On Thu, 12 Jan 2012 23:26:02 +0000, txaggie9 wrote:

> I am sorry if this question has been asked before but what can I use to
> partition the harddrive & what steps should I take in creating the dual
> boot so I don’t lose my Windows partition?
>
> I hope I am making sense.

The openSUSE installer can resize the Windows partition for you and
handle all of that. There are plenty of threads here that go into more
detail. :slight_smile:

Jim


Jim Henderson
openSUSE Forums Administrator
Forum Use Terms & Conditions at http://tinyurl.com/openSUSE-T-C

There will be others far more experienced than I am on this. But I’ll try to help for what I can.

First, make sure you have a backup of whatever you don’t wish to lose on the WinXP drive. If everything else fails, you can always go back to that.

Here’s what I did.

  1. I backed up my data.
  2. Defragment the drive.
  3. Use the Live DVD and the disk management program in it to shrink the WinXP partition. This assumes you’re using only the one drive and not adding another.
  4. Write down what you want for Linux partitions. The default on some linux distributions is to dump everything in only one partition. What I did was to
  • Create a “shared” partition using the NTFS file system. (You get to chose the file system.) This is where I store files I want to keep and share with WinXP. Photos, documents, etc.

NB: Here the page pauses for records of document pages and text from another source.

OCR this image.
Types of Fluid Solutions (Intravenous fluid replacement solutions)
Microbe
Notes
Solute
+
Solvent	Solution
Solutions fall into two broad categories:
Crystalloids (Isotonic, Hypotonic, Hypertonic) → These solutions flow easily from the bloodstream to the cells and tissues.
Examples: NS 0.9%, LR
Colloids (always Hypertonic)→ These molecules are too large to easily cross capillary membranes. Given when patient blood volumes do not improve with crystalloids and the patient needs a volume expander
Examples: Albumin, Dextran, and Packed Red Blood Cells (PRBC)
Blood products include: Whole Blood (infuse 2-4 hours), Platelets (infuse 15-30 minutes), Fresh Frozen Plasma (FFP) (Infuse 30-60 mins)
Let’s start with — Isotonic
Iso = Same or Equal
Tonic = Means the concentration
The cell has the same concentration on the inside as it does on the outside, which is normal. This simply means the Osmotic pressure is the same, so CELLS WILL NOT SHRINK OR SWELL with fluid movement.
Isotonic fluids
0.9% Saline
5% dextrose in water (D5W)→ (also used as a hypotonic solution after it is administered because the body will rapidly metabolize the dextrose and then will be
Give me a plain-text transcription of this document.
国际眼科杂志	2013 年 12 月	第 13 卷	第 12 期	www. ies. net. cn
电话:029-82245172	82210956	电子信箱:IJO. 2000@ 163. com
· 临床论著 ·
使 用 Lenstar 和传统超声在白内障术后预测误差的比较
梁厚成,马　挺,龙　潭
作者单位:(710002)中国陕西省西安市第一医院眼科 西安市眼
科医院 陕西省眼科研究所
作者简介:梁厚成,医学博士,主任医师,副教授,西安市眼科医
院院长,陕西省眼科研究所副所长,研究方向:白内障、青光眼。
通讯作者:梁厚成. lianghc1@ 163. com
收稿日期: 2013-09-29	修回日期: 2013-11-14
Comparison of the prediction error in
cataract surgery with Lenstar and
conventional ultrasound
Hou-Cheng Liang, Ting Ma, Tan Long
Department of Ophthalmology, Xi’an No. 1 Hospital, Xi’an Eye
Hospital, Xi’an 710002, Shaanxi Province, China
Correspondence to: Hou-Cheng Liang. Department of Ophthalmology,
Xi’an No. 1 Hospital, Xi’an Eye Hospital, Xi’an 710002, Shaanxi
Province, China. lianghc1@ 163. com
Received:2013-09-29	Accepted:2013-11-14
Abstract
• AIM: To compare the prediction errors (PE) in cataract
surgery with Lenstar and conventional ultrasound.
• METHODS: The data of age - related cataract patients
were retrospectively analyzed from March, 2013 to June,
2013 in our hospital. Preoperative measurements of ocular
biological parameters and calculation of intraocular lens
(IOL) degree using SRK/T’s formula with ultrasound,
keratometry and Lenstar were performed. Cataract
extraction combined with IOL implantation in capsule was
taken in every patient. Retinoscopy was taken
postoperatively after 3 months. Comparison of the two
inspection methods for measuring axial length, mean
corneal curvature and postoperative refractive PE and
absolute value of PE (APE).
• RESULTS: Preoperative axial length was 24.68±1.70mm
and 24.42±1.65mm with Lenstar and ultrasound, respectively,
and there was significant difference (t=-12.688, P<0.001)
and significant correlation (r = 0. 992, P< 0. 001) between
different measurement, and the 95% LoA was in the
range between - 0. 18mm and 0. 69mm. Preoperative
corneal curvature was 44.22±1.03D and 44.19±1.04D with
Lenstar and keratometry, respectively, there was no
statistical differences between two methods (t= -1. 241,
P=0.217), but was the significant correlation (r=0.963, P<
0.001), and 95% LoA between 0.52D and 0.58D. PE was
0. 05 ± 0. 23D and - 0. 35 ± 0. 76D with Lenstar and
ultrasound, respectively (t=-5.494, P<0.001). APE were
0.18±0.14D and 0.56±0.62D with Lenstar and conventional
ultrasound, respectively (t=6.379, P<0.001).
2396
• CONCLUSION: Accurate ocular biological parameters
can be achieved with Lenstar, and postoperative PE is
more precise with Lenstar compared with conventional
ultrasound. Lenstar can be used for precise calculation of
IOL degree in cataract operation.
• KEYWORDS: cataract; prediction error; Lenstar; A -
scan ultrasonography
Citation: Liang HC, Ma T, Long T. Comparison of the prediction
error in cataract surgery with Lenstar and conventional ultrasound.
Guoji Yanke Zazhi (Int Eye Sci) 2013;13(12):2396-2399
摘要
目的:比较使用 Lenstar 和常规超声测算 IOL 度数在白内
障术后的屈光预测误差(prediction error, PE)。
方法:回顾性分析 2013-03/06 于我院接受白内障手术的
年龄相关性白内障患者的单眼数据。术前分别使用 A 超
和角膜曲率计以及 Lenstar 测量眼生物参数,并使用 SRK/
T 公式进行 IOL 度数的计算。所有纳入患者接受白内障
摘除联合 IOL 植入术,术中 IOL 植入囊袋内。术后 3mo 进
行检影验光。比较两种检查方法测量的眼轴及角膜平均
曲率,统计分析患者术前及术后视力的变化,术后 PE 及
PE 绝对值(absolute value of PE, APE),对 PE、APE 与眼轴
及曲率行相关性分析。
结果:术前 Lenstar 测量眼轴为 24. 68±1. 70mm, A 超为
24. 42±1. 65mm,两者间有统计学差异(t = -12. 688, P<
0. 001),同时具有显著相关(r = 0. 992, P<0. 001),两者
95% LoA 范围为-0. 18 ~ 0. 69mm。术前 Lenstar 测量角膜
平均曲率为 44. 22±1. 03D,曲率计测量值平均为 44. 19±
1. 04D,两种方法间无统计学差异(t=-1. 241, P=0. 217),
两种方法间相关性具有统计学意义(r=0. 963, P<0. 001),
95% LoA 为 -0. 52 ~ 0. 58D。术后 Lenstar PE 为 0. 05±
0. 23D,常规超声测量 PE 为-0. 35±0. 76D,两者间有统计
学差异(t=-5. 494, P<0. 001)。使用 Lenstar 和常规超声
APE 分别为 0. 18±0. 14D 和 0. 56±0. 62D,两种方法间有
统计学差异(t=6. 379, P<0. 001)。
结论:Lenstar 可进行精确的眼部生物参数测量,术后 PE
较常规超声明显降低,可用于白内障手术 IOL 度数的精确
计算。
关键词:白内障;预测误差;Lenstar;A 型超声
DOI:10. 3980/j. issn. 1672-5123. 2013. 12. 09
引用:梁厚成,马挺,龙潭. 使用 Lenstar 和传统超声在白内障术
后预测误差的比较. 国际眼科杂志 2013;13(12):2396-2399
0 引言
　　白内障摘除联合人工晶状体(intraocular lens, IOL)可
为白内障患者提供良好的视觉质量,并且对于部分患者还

  • Create a boot partition. I used 102MB, but the system is only using 78MB of that.

  • Create a root partition. I set mine at 24 GB, but the system is only using 6 GB. So you could set it smaller…but leave some “breathing” room.

  • Create a home partion. I set mine at 25 GB, but I’m only using 16 GB of that. Since I use the “shared” partition" for documents, this doesn’t get used much.

  1. The install program will bring you to a point where you can manually set up your partitions. If you have those partitions written down, it makes the process much easier.

The install program will take care of the rest and will create a boot menu (grub) that allows you to chose which partition to boot into.

What I like about how I did this, is I’ve tried several linux distributions since I started about 9 months ago. In each time I install, I can go into these and set the locations for each installation and not lose any data.

Now…hopefully some far more experienced members will correct anything I said that was wrong and give you some better advice. :slight_smile:

Chris

Whether you need a shared partition as suggested by crypkema will depend on your own ways of working. I never bothered with a shared partition because I never had anything I wanted to use both in Windows and Linux - beyond copying things from Windows into Linux. If that is your situation, you can omit Section 4 and leave openSUSE to decide the partitions itself.

Make sure you enable the MBR and don’t set the hardware clock to UTC - because Windows likes the hardware clock set to local time.